Gdetrailer wrote:
pianotuna wrote:
3 tons,
How many years is the half life?
How many SNR's exist in North America? (none at the moment)
How many SNR's are there in the world (2 in Russia but with only one completed with a cost over run of 100%)
How small is an SNR (about 2 football fields).
Where is the permanent storage facility in the world? (none at the moment)
What was the cost on the last 2 nuclear reactors in North America (2016) 27 billion dollars.
How much solar could be installed for 27 billion--with RETAIL pricing being as low as $0.26 cents per watt?

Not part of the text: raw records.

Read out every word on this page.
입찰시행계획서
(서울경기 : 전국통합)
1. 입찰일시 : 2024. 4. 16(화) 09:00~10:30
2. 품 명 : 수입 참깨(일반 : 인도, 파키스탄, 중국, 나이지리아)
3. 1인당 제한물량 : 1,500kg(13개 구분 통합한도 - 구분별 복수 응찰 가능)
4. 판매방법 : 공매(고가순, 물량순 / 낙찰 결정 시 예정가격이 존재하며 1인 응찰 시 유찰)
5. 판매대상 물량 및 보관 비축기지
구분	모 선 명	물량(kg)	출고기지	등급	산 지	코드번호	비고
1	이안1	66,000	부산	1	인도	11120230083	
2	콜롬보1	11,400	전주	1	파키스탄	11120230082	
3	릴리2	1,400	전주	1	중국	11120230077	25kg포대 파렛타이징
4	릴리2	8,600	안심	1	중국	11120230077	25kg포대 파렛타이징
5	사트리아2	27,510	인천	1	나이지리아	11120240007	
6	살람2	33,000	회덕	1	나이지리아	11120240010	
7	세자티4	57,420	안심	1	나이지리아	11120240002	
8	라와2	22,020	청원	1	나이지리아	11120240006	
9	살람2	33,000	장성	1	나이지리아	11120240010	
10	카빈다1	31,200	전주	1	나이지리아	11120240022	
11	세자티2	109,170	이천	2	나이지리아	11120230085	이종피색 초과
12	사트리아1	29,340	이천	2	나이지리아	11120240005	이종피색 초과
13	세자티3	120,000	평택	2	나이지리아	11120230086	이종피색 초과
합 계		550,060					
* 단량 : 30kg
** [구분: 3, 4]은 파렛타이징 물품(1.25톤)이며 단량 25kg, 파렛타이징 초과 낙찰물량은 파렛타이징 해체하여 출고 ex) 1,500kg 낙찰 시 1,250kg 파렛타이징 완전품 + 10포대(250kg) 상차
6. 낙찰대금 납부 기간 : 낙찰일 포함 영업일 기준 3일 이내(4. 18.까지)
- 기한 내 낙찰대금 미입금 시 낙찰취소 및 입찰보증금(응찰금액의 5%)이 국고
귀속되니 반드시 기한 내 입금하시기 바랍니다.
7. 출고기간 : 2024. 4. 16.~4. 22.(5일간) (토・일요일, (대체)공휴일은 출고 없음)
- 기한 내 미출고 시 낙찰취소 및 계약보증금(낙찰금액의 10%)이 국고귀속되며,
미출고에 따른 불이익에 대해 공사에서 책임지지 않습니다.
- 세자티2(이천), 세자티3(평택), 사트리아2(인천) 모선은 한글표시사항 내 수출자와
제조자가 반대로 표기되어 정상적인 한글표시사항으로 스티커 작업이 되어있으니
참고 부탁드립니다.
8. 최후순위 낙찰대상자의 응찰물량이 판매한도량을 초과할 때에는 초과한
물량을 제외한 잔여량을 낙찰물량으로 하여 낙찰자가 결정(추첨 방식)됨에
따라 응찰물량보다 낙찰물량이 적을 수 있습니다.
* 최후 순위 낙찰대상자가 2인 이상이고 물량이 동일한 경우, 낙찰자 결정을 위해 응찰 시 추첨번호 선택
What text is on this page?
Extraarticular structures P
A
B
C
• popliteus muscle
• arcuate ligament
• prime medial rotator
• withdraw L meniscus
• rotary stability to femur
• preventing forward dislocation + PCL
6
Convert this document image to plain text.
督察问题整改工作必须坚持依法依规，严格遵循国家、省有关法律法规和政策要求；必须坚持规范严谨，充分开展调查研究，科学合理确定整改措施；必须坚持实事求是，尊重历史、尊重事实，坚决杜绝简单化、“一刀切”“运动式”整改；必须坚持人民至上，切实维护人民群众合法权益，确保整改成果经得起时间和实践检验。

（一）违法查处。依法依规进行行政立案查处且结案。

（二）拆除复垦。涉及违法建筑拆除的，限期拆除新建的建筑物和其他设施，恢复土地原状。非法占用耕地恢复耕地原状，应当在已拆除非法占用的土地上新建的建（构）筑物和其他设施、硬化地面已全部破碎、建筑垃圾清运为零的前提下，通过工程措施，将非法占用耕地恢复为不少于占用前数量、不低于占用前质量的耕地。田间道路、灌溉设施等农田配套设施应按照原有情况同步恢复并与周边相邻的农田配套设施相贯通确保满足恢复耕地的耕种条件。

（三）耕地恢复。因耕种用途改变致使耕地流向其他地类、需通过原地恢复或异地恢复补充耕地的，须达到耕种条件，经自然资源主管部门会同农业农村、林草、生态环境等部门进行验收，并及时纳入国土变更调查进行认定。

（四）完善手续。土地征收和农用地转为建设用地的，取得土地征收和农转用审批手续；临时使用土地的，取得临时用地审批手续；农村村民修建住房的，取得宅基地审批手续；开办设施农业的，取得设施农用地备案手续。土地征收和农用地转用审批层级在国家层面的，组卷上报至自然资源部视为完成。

And you like the nuclear option? Go buy a Prevost!
NRC NUCLEAR WASTE FACTS
"During the fission process, two things happen to the uranium in the fuel. First, uranium atoms split, creating energy that is used to produce electricity. The fission creates radioactive isotopes of lighter elements such as cesium-137 and strontium-90. These isotopes, called "fission products," account for most of the heat and penetrating radiation in high-level waste. Second, some uranium atoms capture neutrons produced during fission. These atoms form heavier elements such as plutonium. These heavier-than-uranium, or "transuranic," elements do not produce nearly the amount of heat or penetrating radiation that fission products do, but they take much longer to decay. Transuranic wastes, sometimes called TRU, account for most of the radioactive hazard remaining in high-level waste after 1,000 years.
Radioactive isotopes eventually decay, or disintegrate, to harmless materials. Some isotopes decay in hours or even minutes, but others decay very slowly. Strontium-90 and cesium-137 have half-lives of about 30 years (half the radioactivity will decay in 30 years). Plutonium-239 has a half-life of 24,000 years.
There is no commercial reprocessing of nuclear power fuel in the United States at present; almost all existing commercial high-level waste is unreprocessed spent fuel.
"
Basically, every bit of spent fuel rods are simply stored in cooling pools until they are cool enough to put into specialized flasks designed for cold storage.
Then those flasks are simply disposed of by burying them deep in a high security mountain facility for permanent storage..
Not exactly safe, clean or earth friendly?
The Idaho National Labs in ID developed a process to recycle and reuse spent Nuclear fuel and make it a much much cleaner process - the government shut the program down when Clinton was president...
In addition, I know of 2 places in the US where spent nuclear waste is buried, 1 is near the Columbia River in WA, the the other is at the INL in Idaho - which is near Yellowstone and on top of the fresh water aquifer that feeds the Snake River...
But, please, trust our government to do the right thing.
I'm not sure if this is come up on this thread. Most of the Lithium used in EV's comes from Communist China. I'm sure that won't cause any problems in the future, either politically, or just thinking of shipping containers of Lithium traveling thousands of miles over the ocean.